En février 2000, une loi introduit l’ouverture progressive à la concurrence du marché de la fourniture de l’électricité.

Le 8 avril 1946, la loi qui nationalise les entreprises d'électricité est votée. Un nouvel établissement public, Électricité de France (EDF), est créé. Il intègre les sociétés de production, de distribution et de transport d'électricité. Quant aux entreprises d’électricité fonctionnant en régie, elles ne sont pas nationalisées automatiquement (mais elles peuvent en faire la demande) car elles sont déjà des émanations d’organismes publics. Elles forment aujourd’hui les entreprises locales de distribution (ELD). 

En février 2000, une loi introduit l’ouverture progressive à la concurrence du marché de la fourniture de l’électricité conformément aux engagements d’une directive européenne de 1996.

En juin 2003, une 2e directive européenne impose la séparation juridique du gestionnaire du réseau de transport et du gestionnaire du réseau de distribution. Cette directive est transposée en loi française en août 2004. La production et la fourniture entrent dans le secteur concurrentiel alors que le transport et la distribution restent des activités régulées.

En décembre 2006, la loi relative au secteur de l’énergie adopte entre autres les mesures garantissant l’indépendance des gestionnaires de réseaux.
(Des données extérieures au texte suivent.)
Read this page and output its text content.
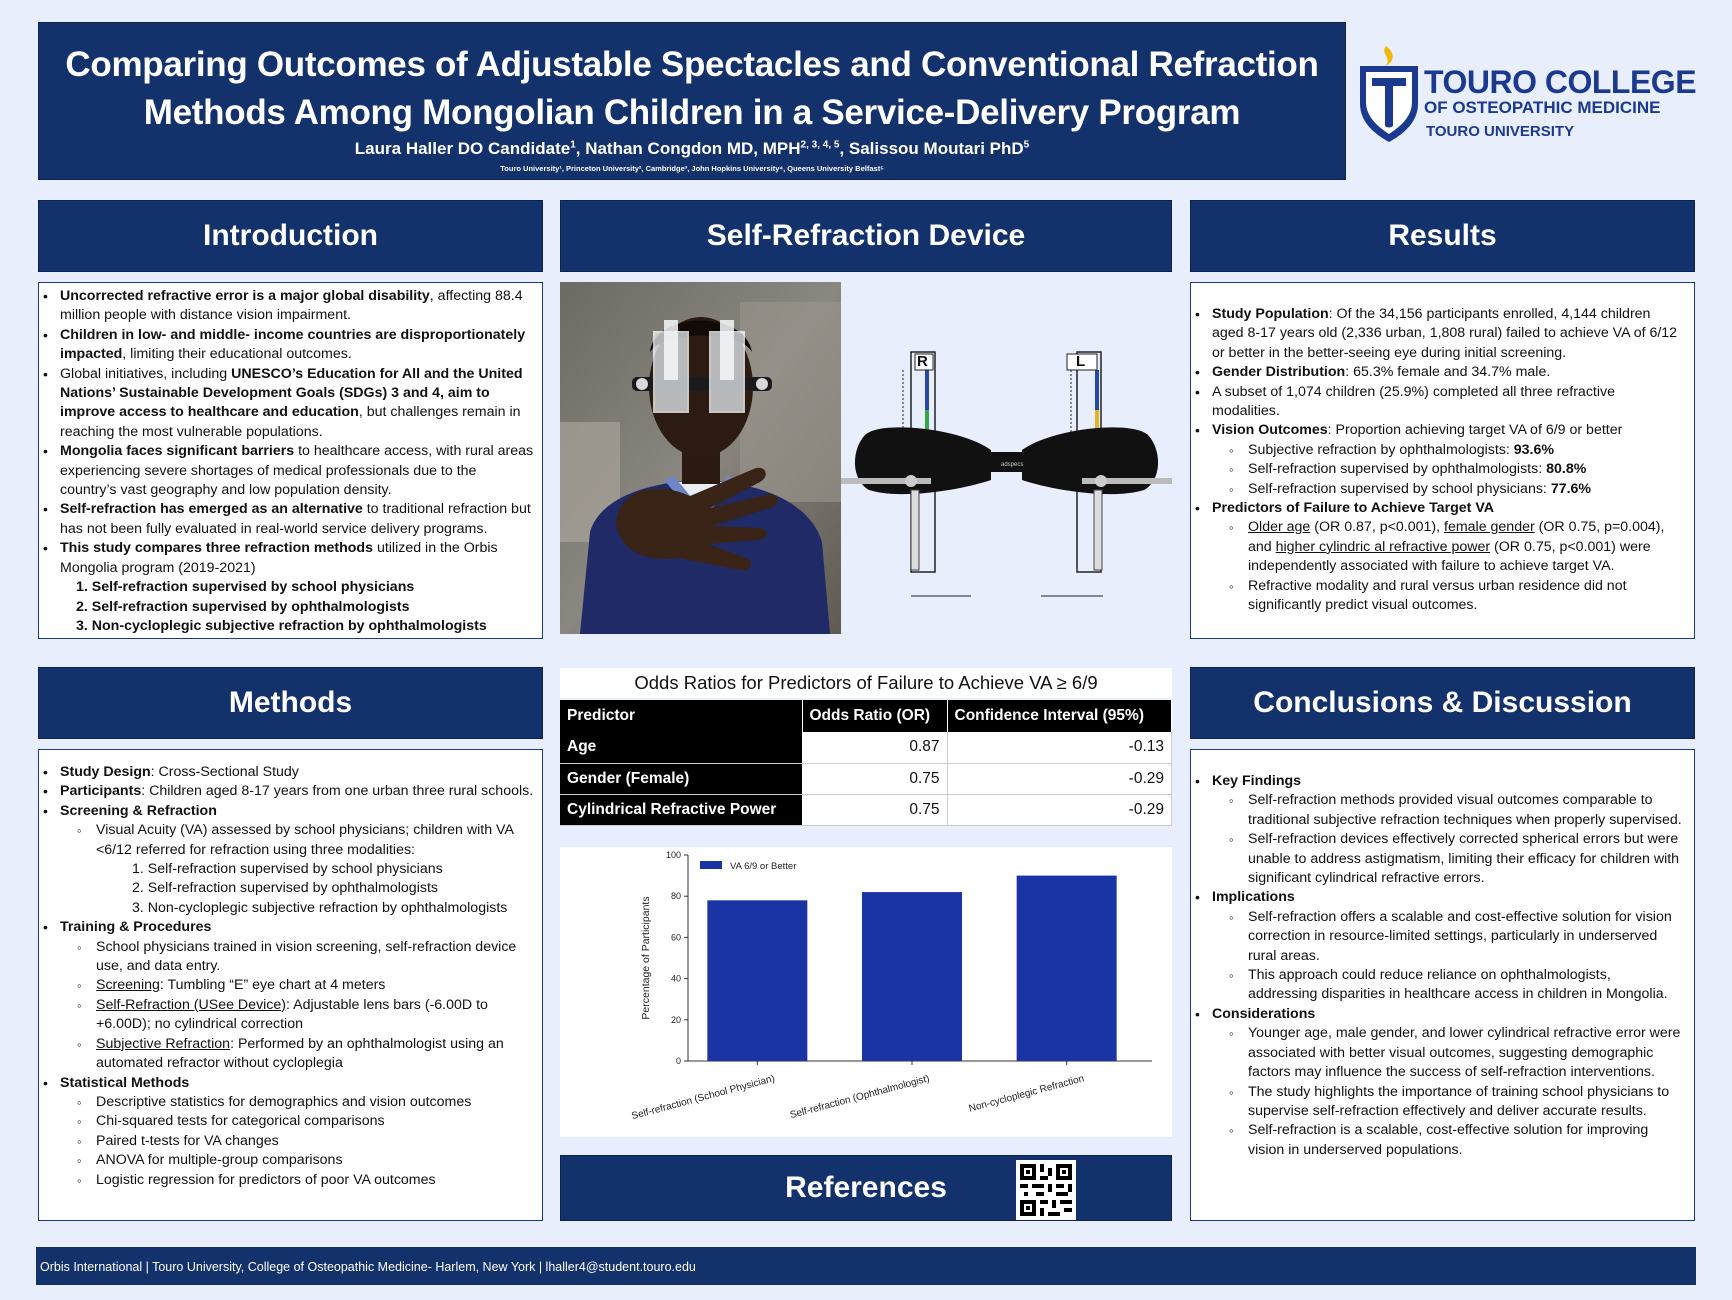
Comparing Outcomes of Adjustable Spectacles and Conventional Refraction
Methods Among Mongolian Children in a Service-Delivery Program
Laura Haller DO Candidate$^1$, Nathan Congdon MD, MPH$^{2, 3, 4, 5}$, Salissou Moutari PhD$^5$
Touro University¹, Princeton University², Cambridge³, John Hopkins University⁴, Queens University Belfast⁵
TOURO COLLEGE
OF OSTEOPATHIC MEDICINE
TOURO UNIVERSITY
Introduction
• Uncorrected refractive error is a major global disability, affecting 88.4 million people with distance vision impairment.
• Children in low- and middle- income countries are disproportionately impacted, limiting their educational outcomes.
• Global initiatives, including UNESCO’s Education for All and the United Nations’ Sustainable Development Goals (SDGs) 3 and 4, aim to improve access to healthcare and education, but challenges remain in reaching the most vulnerable populations.
• Mongolia faces significant barriers to healthcare access, with rural areas experiencing severe shortages of medical professionals due to the country’s vast geography and low population density.
• Self-refraction has emerged as an alternative to traditional refraction but has not been fully evaluated in real-world service delivery programs.
• This study compares three refraction methods utilized in the Orbis Mongolia program (2019-2021)
1. Self-refraction supervised by school physicians
2. Self-refraction supervised by ophthalmologists
3. Non-cycloplegic subjective refraction by ophthalmologists
Self-Refraction Device
R	L
adspecs
Results
• Study Population: Of the 34,156 participants enrolled, 4,144 children aged 8-17 years old (2,336 urban, 1,808 rural) failed to achieve VA of 6/12 or better in the better-seeing eye during initial screening.
• Gender Distribution: 65.3% female and 34.7% male.
• A subset of 1,074 children (25.9%) completed all three refractive modalities.
• Vision Outcomes: Proportion achieving target VA of 6/9 or better
◦ Subjective refraction by ophthalmologists: 93.6%
◦ Self-refraction supervised by ophthalmologists: 80.8%
◦ Self-refraction supervised by school physicians: 77.6%
• Predictors of Failure to Achieve Target VA
◦ Older age (OR 0.87, p<0.001), female gender (OR 0.75, p=0.004), and higher cylindric al refractive power (OR 0.75, p<0.001) were independently associated with failure to achieve target VA.
◦ Refractive modality and rural versus urban residence did not significantly predict visual outcomes.
Methods
• Study Design: Cross-Sectional Study
• Participants: Children aged 8-17 years from one urban three rural schools.
• Screening & Refraction
◦ Visual Acuity (VA) assessed by school physicians; children with VA <6/12 referred for refraction using three modalities:
1. Self-refraction supervised by school physicians
2. Self-refraction supervised by ophthalmologists
3. Non-cycloplegic subjective refraction by ophthalmologists
• Training & Procedures
◦ School physicians trained in vision screening, self-refraction device use, and data entry.
◦ Screening: Tumbling “E” eye chart at 4 meters
◦ Self-Refraction (USee Device): Adjustable lens bars (-6.00D to +6.00D); no cylindrical correction
◦ Subjective Refraction: Performed by an ophthalmologist using an automated refractor without cycloplegia
• Statistical Methods
◦ Descriptive statistics for demographics and vision outcomes
◦ Chi-squared tests for categorical comparisons
◦ Paired t-tests for VA changes
◦ ANOVA for multiple-group comparisons
◦ Logistic regression for predictors of poor VA outcomes
Odds Ratios for Predictors of Failure to Achieve VA ≥ 6/9
Predictor	Odds Ratio (OR)	Confidence Interval (95%)
Age	0.87	-0.13
Gender (Female)	0.75	-0.29
Cylindrical Refractive Power	0.75	-0.29
0
20
40
60
80
100
Percentage of Participants
Self-refraction (School Physician) Self-refraction (Ophthalmologist)	Non-cycloplegic Refraction
VA 6/9 or Better
References
Conclusions & Discussion
• Key Findings
◦ Self-refraction methods provided visual outcomes comparable to traditional subjective refraction techniques when properly supervised.
◦ Self-refraction devices effectively corrected spherical errors but were unable to address astigmatism, limiting their efficacy for children with significant cylindrical refractive errors.
• Implications
◦ Self-refraction offers a scalable and cost-effective solution for vision correction in resource-limited settings, particularly in underserved rural areas.
◦ This approach could reduce reliance on ophthalmologists, addressing disparities in healthcare access in children in Mongolia.
• Considerations
◦ Younger age, male gender, and lower cylindrical refractive error were associated with better visual outcomes, suggesting demographic factors may influence the success of self-refraction interventions.
◦ The study highlights the importance of training school physicians to supervise self-refraction effectively and deliver accurate results.
◦ Self-refraction is a scalable, cost-effective solution for improving vision in underserved populations.
Orbis International | Touro University, College of Osteopathic Medicine- Harlem, New York | lhaller4@student.touro.edu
Le 1er janvier 2008, ERDF est créée.

Présent et futur

La diversification de la production d’électricité

Le développement des installations de production d’électricité éolienne et photovoltaïque modifie peu à peu le mode de gestion habituel du réseau de distribution car leurs flux d’électricité sont intermittents. Leur essor implique la réalisation et la gestion d’un grand nombre de raccordements. 

A fin 2015, les éoliennes constituaient 47,5% des capacités électriques directement raccordées au réseau de distribution d'ERDF(6).

Le développement des « réseaux intelligents » (smart grids)

À l’origine conçu pour acheminer l’électricité depuis un petit nombre de sites de production, le réseau de distribution connaît une importante transformation du fait de l’essor des énergies renouvelables intermittentes et du fait des politiques de meilleure utilisation de l’électricité par les consommateurs. Les capacités de pilotage du réseau doivent notamment être renforcées afin d’assurer en permanence l'équilibre entre l’offre et la demande d’électricité. 

Pour répondre à ces enjeux, il est nécessaire de rendre le réseau plus intelligent (« smart » en anglais). Derrière le concept de réseau intelligent ou smart grid se cachent en réalité trois notions dont la mise en œuvre contribue à améliorer la performance et la fiabilité du réseau de distribution d’électricité. Il s’agit de la gestion intelligente des actifs (« smart life »), de la conduite intelligente (« smart operation ») des réseaux pour éviter leur engorgement et du comptage communicant pour permettre aux clients d’adapter leur consommation aux conditions économiques et techniques du moment (« smart meter management »).

Le développement des smart grids en France sera l’un des axes de développement important d’Enedis dans les années à venir. L'installation des compteurs électriques intelligents « Linky » a en particulier débuté fin 2015. Il est prévu que les 35 millions de clients d'Enedis soient équipés de ces compteurs d'ici à fin 2021(7).

L'élimination de toute confusion avec EDF

En juin 2015, ERDF a changé son logo jugé trop proche de celui de la maison-mère EDF. Le 31 mai 2016, le gestionnaire de réseau a également modifié son nom (conformément à un souhait de la CRE) afin de se démarquer d'EDF et « gagner en visibilité et en clarification de ses missions » (révolution énergétique, nouveau modèle « connecté ») : il est devenu « Enedis »(8).

Ce changement de nom doit contribuer à développer la concurrence libre et non faussée entre le fournisseur historique EDF et les fournisseurs alternatifs.

Concrètement

64 minutes : c’est la durée moyenne d’interruption d’alimentation chez les clients basse tension calculée par ERDF pour l’année 2014 (hors événements exceptionnels et incidents sur le réseau de transport). Il s'agit du plus faible temps de coupure moyen depuis 9 ans.